Der Witikobund, das unbekannte Wesen

Die Anfragebeantwortung von Innenministerin Fekter zum rechtsextremen Witikobund ist jedenfalls für HistorikerInnen interessant. Alle Vereinsvorstände seit der Gründung des Witikobundes Österreich im Jahr 1971 werden angeführt, doch auf die Frage, ob das österreichische Innenministerium die Einschätzung des deutschen Innenministeriums teilt, wonach eine Verdichtung von Anhaltspunkten für rechtsexteme Bestrebungen besteht, wird Fekter sehr schmallippig:

„Meinungen und Einschätzungen sind nicht Gegenstand des parlamentarischen Interpellationsrechtes gemäß Art. 52 B-VG“.

Nimmt man die Antwort zu Frage 4 ernst, so müsste man vermuten, dass die Exekutive wieder einmal nichts bemerkt hat, denn in der parlamentarischen Anfrage war ausdrücklich darauf hingewiesen worden, dass der Witikobund (BRD) sein Jahrestreffen 2005 in Schärding (OÖ) abgehalten hat.
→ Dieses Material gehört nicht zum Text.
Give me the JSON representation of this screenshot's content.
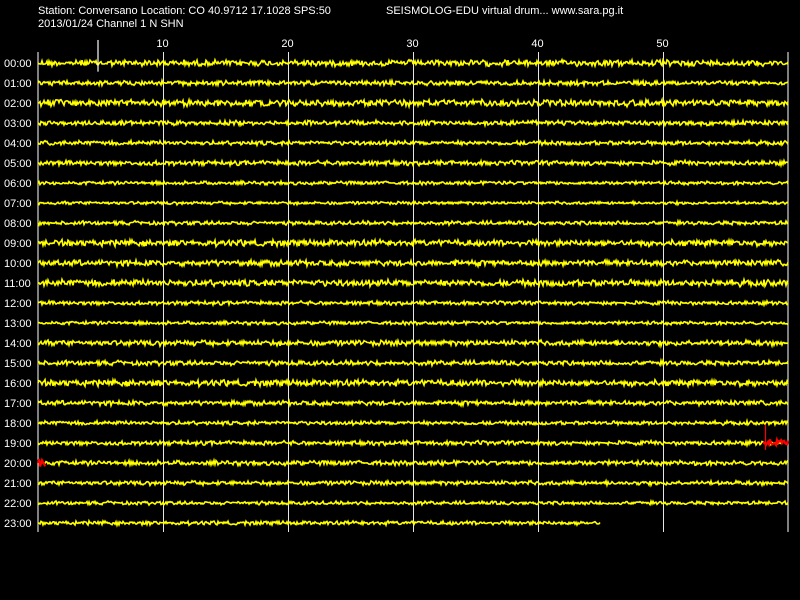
{
  "header": {
    "station_line": "Station: Conversano Location: CO 40.9712 17.1028 SPS:50",
    "app_line": "SEISMOLOG-EDU virtual drum... www.sara.pg.it",
    "date_line": "2013/01/24  Channel 1 N SHN"
  },
  "colors": {
    "background": "#000000",
    "trace": "#ffff00",
    "event_trace": "#ff0000",
    "grid": "#ffffff",
    "text": "#ffffff"
  },
  "chart_data": {
    "type": "line",
    "title": "",
    "xlabel": "",
    "ylabel": "",
    "x_unit": "minutes",
    "xlim": [
      0,
      60
    ],
    "x_ticks": [
      10,
      20,
      30,
      40,
      50
    ],
    "grid": true,
    "rows": [
      {
        "label": "00:00",
        "end_minute": 60,
        "amplitude": 0.8
      },
      {
        "label": "01:00",
        "end_minute": 60,
        "amplitude": 0.6
      },
      {
        "label": "02:00",
        "end_minute": 60,
        "amplitude": 0.85
      },
      {
        "label": "03:00",
        "end_minute": 60,
        "amplitude": 0.6
      },
      {
        "label": "04:00",
        "end_minute": 60,
        "amplitude": 0.55
      },
      {
        "label": "05:00",
        "end_minute": 60,
        "amplitude": 0.6
      },
      {
        "label": "06:00",
        "end_minute": 60,
        "amplitude": 0.45
      },
      {
        "label": "07:00",
        "end_minute": 60,
        "amplitude": 0.4
      },
      {
        "label": "08:00",
        "end_minute": 60,
        "amplitude": 0.5
      },
      {
        "label": "09:00",
        "end_minute": 60,
        "amplitude": 0.8
      },
      {
        "label": "10:00",
        "end_minute": 60,
        "amplitude": 0.75
      },
      {
        "label": "11:00",
        "end_minute": 60,
        "amplitude": 0.85
      },
      {
        "label": "12:00",
        "end_minute": 60,
        "amplitude": 0.5
      },
      {
        "label": "13:00",
        "end_minute": 60,
        "amplitude": 0.45
      },
      {
        "label": "14:00",
        "end_minute": 60,
        "amplitude": 0.7
      },
      {
        "label": "15:00",
        "end_minute": 60,
        "amplitude": 0.6
      },
      {
        "label": "16:00",
        "end_minute": 60,
        "amplitude": 0.8
      },
      {
        "label": "17:00",
        "end_minute": 60,
        "amplitude": 0.6
      },
      {
        "label": "18:00",
        "end_minute": 60,
        "amplitude": 0.5
      },
      {
        "label": "19:00",
        "end_minute": 59.5,
        "amplitude": 0.55
      },
      {
        "label": "20:00",
        "end_minute": 60,
        "amplitude": 0.6
      },
      {
        "label": "21:00",
        "end_minute": 60,
        "amplitude": 0.55
      },
      {
        "label": "22:00",
        "end_minute": 60,
        "amplitude": 0.45
      },
      {
        "label": "23:00",
        "end_minute": 45,
        "amplitude": 0.5
      }
    ],
    "spikes": [
      {
        "row": "00:00",
        "minute": 4.8,
        "amplitude": 2.5
      },
      {
        "row": "19:00",
        "minute": 58.2,
        "amplitude": 2.0
      }
    ],
    "events": [
      {
        "row": "19:00",
        "start_minute": 58.0,
        "end_minute": 60.0
      },
      {
        "row": "20:00",
        "start_minute": 0.0,
        "end_minute": 0.6
      }
    ]
  }
}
Liegt es vielleicht daran, dass der Verfassungsschutz im Jahr 2005 nicht bemerken durfte, wie dem Witikobund die Landesgrenzen verschwimmen? Schließlich war damals Martin Graf (FPÖ) der österreichische Zweigstellenleiter!

Die Antwort zu den Fragen 5,6 und 8 muss man sich ebenfalls auf der Zunge zergehen lassen:

„Die Verarbeitung solcher Informationen durch die Vereinsbehörden ist gesetzlich nicht vorgesehen“.

Die Innenministerin vergisst dabei, dass der Verfassungsschutz, der auch zu ihrem Ressort gehört solche Informationen eigentlich schon verarbeiten sollte!

Jedenfalls wissen wir jetzt, dass der – so wie Fekter – sehr schweigsame FPÖ-OÖ-Vorsitzende Manfred Haimbuchner schon seit 2007 stellvertretender Vorsitzender in diesem Geheimbund ist. Die Neuwahl der Organe steht eigentlich auf der Tagesordnung und uns bewegt daher die Frage: tritt Haimbuchner an oder wird er auf eine Wiederwahl verzichten?